Court Opinion

ID: 9480135
Source: CourtListenerOpinion
Date Created: 2023-08-05 07:39:28.305026+00
Date Added: 2024-06-11T17:47:30.556893
License: Public Domain

SEITZ, Circuit Judge,
concurring.
The majority opinion holds that a defendant may be convicted of a scheme to defraud under 18 U.S.C. § 1344(a)(1) without proof of a false representation. I agree. I also agree that there was sufficient evidence to convict defendant under *249§ 1344(a)(1). I part company with my colleagues on the approach to the disposition of the appeal insofar as it attacks the verdict.
I
Although the majority opinion does not say so explicitly, it appears to recognize that the jury charge was erroneous in requiring proof of a false representation to obtain a conviction under § 1344(a)(1). It, in effect, finds the error harmless because, in its view, the charge merely increased the government’s burden and thus did not prejudice defendant. If I felt required to decide whether the error was harmless, I would find the claimed error more substantial than does the majority. I say this because of the mandatory language in the charge which collapsed the separate crimes created by § 1344(a)(1) and (2) (false representations) into one crime despite the disjunctive language between (a)(1) and (a)(2).
The claimed error was not raised in the district court by any attack on the charge. Consequently, this court may only reach this issue under the plain error doctrine of Rule 52(b) as explicated in United States v. Young, 470 U.S. 1, 15-16, 105 S.Ct. 1038, 1046-47, 84 L.Ed.2d 1 (1985):
The plain-error doctrine of Federal Rule of Criminal Procedure 52(b) tempers the blow of a rigid application of the contemporaneous-objection requirement. The Rule authorizes the Courts of Appeals to correct only “particularly egregious errors,” United States v. Frady, 456 U.S. 152, 163, 102 S.Ct. 1584, 1592, 71 L.Ed.2d 816 (1982), those errors that “seriously affect the fairness, integrity or public reputation of judicial proceedings,” United States v. Atkinson, 297 U.S. [157], at 160 [56 S.Ct. 391, at 392, 80 L.Ed. 555 (1936)]. In other words, the plain-error exception to the contemporaneous-objection rule is to be “used sparingly, solely in those circumstances in which a miscarriage of justice would otherwise result.” United States v. Frady, 456 U.S., at 163, n. 14 [102 S.Ct. at 1592, n. 14].. Any unwarranted extension of this exacting definition of plain error would skew the Rule s “careful balancing of our need to encourage all trial participants to seek a fair and accurate trial the first time around against our insistence that obvious injustice be promptly redressed.” Id., at 163 [102 S.Ct. at 1592]. Reviewing courts are not to use the plain-error doctrine to consider trial court errors not meriting appellate review absent timely objection — a practice which we have criticized as “extravagant protection.” Henderson v. Kibbe, 431 U.S. 145, 154, n. 12 [97 S.Ct. 1730, 1736, n. 12, 52 L.Ed.2d 203] (1977); Namet v. United States, 373 U.S. 179, 190 [83 S.Ct. 1151, 1156-57, 10 L.Ed.2d 278] (1963).

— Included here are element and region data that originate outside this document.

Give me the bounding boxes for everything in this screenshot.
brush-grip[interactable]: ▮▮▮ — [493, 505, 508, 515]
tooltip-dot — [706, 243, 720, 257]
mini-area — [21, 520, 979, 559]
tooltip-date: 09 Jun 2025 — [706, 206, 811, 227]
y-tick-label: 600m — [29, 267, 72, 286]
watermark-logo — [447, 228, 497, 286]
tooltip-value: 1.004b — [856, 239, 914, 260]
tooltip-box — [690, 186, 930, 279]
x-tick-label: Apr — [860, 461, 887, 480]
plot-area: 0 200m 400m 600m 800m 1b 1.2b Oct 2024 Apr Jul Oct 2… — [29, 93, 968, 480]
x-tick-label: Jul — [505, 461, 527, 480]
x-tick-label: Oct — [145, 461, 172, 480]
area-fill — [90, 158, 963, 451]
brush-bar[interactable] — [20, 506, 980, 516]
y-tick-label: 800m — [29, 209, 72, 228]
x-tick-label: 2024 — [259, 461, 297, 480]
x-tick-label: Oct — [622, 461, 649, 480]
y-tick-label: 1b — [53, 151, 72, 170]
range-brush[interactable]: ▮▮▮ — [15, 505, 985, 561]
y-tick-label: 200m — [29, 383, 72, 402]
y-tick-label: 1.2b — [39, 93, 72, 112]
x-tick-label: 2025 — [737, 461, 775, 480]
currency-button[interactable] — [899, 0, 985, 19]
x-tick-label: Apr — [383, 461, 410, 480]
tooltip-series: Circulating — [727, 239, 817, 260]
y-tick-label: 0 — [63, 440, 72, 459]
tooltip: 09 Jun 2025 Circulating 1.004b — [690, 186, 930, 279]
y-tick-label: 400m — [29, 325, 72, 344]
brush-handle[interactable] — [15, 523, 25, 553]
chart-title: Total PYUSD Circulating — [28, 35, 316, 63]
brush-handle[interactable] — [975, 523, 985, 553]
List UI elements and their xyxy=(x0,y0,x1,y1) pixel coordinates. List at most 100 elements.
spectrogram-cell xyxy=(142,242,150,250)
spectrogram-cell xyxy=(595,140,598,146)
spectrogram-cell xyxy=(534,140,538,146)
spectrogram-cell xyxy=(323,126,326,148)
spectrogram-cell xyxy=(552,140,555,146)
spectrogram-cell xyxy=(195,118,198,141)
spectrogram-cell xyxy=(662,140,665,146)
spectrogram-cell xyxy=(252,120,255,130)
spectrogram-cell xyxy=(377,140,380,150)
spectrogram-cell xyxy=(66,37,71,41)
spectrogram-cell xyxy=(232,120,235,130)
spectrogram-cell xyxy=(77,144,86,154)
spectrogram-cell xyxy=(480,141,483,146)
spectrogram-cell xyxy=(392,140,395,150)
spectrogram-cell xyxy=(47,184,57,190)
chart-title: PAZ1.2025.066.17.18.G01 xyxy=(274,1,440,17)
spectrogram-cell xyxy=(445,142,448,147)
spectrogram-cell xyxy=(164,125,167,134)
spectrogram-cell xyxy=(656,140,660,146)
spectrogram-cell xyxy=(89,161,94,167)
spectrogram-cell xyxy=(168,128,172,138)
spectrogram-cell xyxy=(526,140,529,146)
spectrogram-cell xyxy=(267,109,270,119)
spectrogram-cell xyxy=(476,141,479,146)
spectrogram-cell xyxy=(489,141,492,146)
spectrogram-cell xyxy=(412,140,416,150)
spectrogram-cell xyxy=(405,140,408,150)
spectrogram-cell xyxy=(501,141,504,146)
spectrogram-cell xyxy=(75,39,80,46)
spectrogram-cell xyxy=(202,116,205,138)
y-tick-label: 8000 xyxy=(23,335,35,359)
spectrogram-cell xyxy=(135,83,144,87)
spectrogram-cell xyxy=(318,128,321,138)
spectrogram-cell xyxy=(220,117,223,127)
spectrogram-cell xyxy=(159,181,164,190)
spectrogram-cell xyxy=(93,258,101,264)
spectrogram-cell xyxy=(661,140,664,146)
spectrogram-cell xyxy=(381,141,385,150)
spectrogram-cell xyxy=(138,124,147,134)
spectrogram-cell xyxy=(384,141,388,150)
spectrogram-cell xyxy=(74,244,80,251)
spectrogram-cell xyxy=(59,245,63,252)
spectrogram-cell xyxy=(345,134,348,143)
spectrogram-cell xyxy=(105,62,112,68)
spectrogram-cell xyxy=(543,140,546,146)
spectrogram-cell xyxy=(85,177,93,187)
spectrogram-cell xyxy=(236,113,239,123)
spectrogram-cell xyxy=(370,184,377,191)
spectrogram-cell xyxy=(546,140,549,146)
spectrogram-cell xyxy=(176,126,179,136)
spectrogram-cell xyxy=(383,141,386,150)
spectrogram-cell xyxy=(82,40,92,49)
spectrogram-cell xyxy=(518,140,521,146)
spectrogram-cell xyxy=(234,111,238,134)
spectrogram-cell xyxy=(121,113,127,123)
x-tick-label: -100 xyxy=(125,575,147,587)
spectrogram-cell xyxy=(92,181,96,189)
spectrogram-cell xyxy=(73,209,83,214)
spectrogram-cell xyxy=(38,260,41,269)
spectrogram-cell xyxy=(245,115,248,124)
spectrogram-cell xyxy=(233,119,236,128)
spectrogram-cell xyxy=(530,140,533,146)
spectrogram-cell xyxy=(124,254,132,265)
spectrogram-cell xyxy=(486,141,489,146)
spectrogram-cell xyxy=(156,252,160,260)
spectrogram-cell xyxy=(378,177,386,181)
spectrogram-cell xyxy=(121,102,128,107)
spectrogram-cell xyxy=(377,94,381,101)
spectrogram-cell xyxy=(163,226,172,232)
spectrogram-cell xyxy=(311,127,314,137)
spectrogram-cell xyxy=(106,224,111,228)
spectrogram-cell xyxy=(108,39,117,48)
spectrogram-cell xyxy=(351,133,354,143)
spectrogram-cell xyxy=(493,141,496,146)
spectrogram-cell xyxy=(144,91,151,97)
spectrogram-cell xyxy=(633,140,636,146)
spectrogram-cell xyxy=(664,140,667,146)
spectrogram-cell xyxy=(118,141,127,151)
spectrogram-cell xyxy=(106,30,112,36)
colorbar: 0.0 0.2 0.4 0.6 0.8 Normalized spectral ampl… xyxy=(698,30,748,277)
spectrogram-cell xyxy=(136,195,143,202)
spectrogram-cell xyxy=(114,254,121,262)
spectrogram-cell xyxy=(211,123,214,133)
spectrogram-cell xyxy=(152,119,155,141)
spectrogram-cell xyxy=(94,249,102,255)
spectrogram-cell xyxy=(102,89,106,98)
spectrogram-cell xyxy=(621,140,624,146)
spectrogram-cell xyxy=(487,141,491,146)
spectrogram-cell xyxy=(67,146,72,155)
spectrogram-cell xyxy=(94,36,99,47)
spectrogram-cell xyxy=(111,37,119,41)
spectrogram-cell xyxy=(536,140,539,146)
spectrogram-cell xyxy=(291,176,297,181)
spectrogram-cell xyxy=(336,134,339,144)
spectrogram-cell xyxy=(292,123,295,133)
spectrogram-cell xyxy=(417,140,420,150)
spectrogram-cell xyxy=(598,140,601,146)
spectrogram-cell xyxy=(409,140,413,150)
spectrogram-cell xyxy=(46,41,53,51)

Especially when addressing plain error, a reviewing court cannot properly evaluate a case except by viewing such a claim against the entire record.
Thus, I ask whether the claimed error here seriously affected the fairness, integrity or public reputation of these judicial proceedings and thereby resulted in a miscarriage of justice. Among those factors, only fairness is applicable on this record.
The evidence of a scheme to defraud set forth in the majority opinion, even apart from any erroneous reliance by the jury on the worthless checks as constituting misrepresentations, was substantial. Furthermore, defendant does not contend that the worthless checks were not properly admitted into evidence as partial proof of the scheme to defraud under § 1344(a)(1). Consequently, this is not a case where the allegedly erroneous charge resulted in the conviction of the defendant for a nonexistent crime. Rather, the charge required proof of a false representation even though such proof was not required under § 1344(a)(1) and even though the mere deposit of a worthless check was not a misrepresentation. See Williams v. United States, 458 U.S. 279, 284, 102 S.Ct. 3088, 3091, 73 L.Ed.2d 767 (1982). Thus, viewing the claimed error in light of the entire record in this case, I am unable to say that it constituted such unfairness as to result in a miscarriage of justice. Since I do not find the asserted error so plain as to be *250cognizable, I therefore agree with the majority that the verdicts and sentences should stand.